After 30 years of studying forgiveness and seeing the scientific results of a significant reduction in anger by those who forgive, I am confident that as the people in prison (both men and women) learn to forgive, their anger within the institution may diminish, making their prison home safer for everyone, including the officers and all who attend to them.

This is a new idea for corrections. May it be a standard idea within a decade.

Robert

It seems that there are many people who are angry at God. Their anger is real and something to be overcome for a better relationship with God. Do you suggest that they forgive God? In my understanding, the loving and holy God cannot do anything unjust, so it is challenging for me to conceptualize how people might be forgiving God. However, their anger is real and something to be resolved—that’s the key and real issue stimulating the idea of forgiving God.

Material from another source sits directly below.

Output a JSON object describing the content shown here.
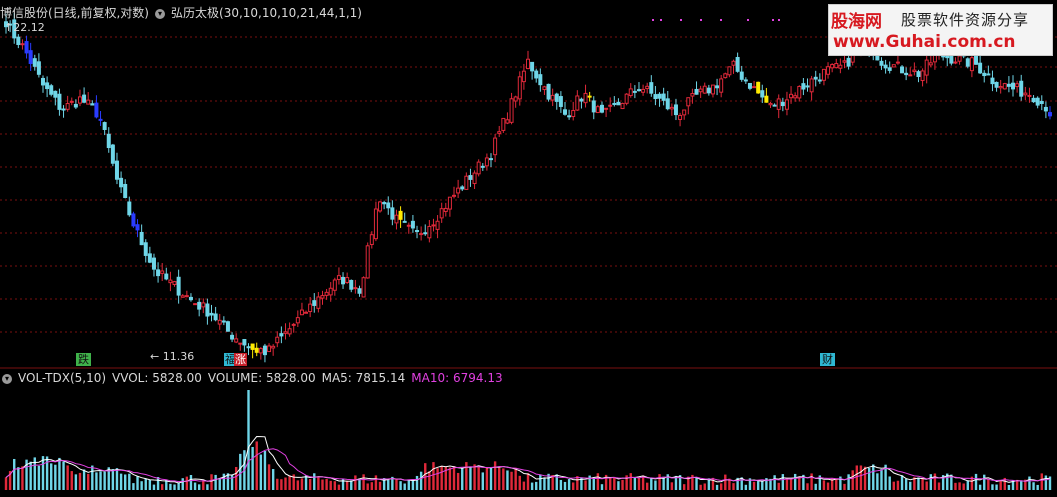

Thank you for your wisdom.

The late Lewis Smedes in his book, Forgive and Forget, suggested that God is big enough to take our resentment and our forgiving.  I am a great admirer of Dr. Smedes, but I think he got this one wrong.  As you say, a perfect God cannot be unjust.  If we presume otherwise, this can open up many errors in theology.  For example, God is imperfect in this scenario and so why follow the imperfect?  God is capable of sin in this scenario.  Would you want to worship a sinful being?

Instead of forgiving God, I recommend working on acceptance—-acceptance of God’s will. Sometimes this involves suffering, but out of suffering can come strength, patience, and a deep empathy for those who suffer.

As I was thinking about forgiving people who have hurt me, I began to realize that sometimes the central person I have to forgive is myself. Is it acceptable to consider forgiving myself?

Yes, and the process of forgiving yourself is described in detail in my book, 8 Keys to Forgiveness (W.W. Norton & Company, 2015, available at amazon.com). The difference between forgiving others and forgiving yourself is that in forgiving the self, you also need to go to those who were hurt by your actions and ask for forgiveness. So, you forgive (the self) and seek forgiveness (from others) in self forgiveness.